Performance Monitoring and Lead Safety Indicators

iRAP in the UK

iRAP Star Ratings are a useful lead safety indicator for the measurement of Safe Roads, typically the percentage of travel on 3-star or above roads is used.  This has been used by National Highways as an indicator during RIS 1 and RIS 2. More recently, the notion of a decimal Star Rating has been identified as complementing the 3-star or above metric.  Decimal Star Ratings give more granularity both the route and network level.  Moreover, they help detect smaller incremental changes in Star Ratings that do not traverse the 3 star threshold, for example noting a route has increased from 2.1 stars to 2.9 stars.
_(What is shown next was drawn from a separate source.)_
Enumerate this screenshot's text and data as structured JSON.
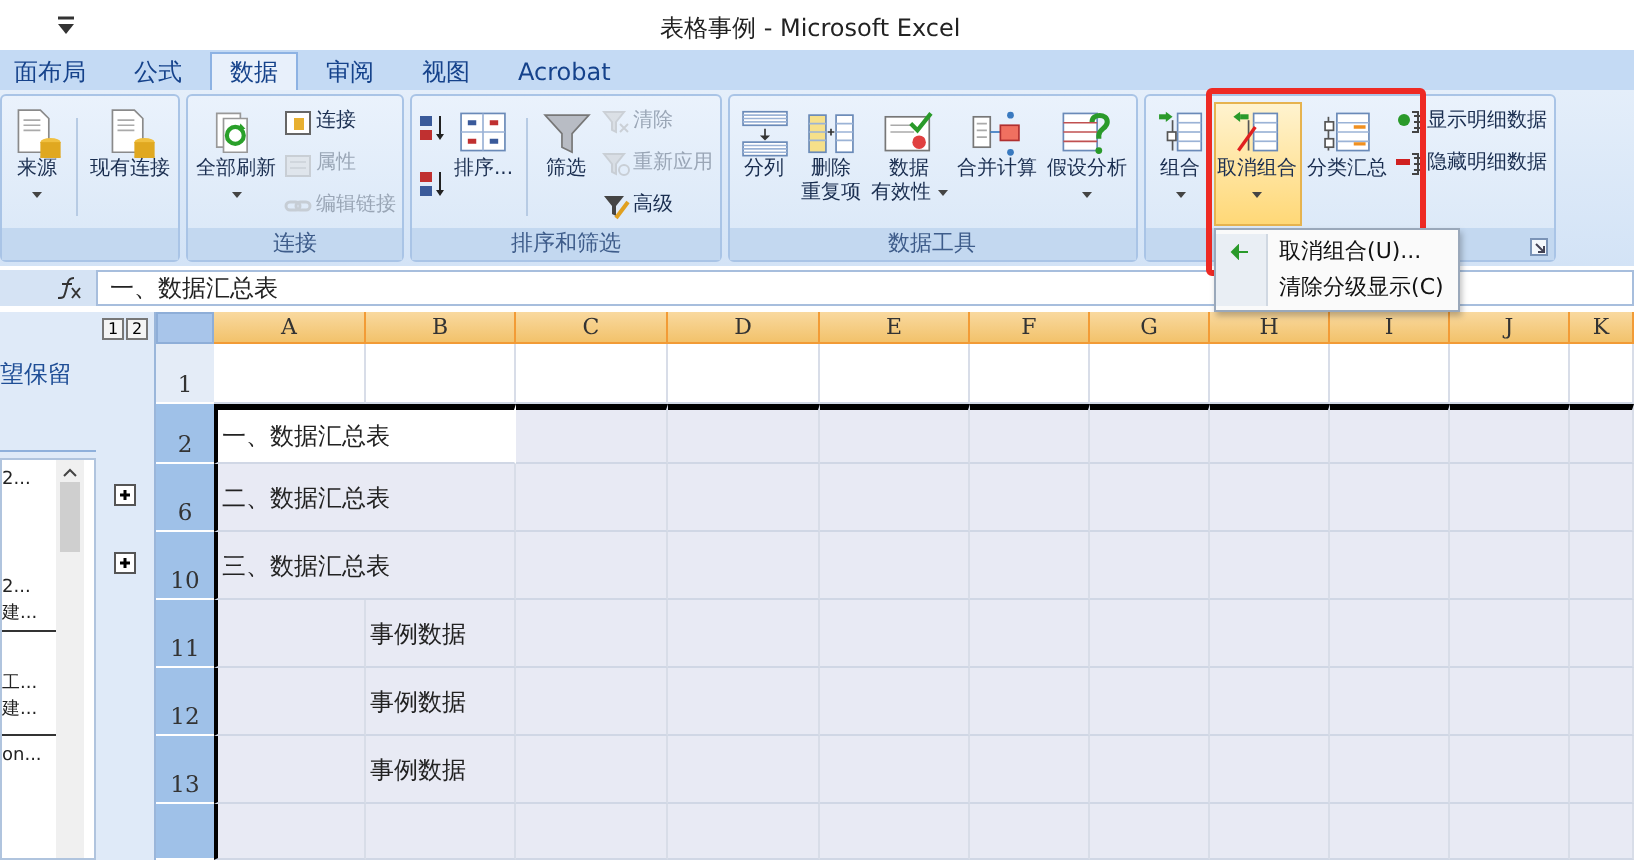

In addition to these countermeasures, RSF has developed two further lead safety indicators available in the Route Review Tool.  The first relates to the flow weighted average compliance which compares the 85th percentile speed along the route with the posted speed limit.  The second relates strongly to the measurement of the Safe System, and this is the safety gap.  This is the average flow weighted difference between the 85th percentile speed and the speed at which a given Star Rating level would be achieved (3, 4 or 5 star speed).  What this tells us is how big the gap is between how fast people are travelling and how fast they would need to travel to be safe at a desired level of safety.  The way to close the safe gap is either to reduce speeds, or to engineering upward – providing safer facilities along a road. The Government of Jersey has recently adopted this indicator in their Casualty Reduction Plan.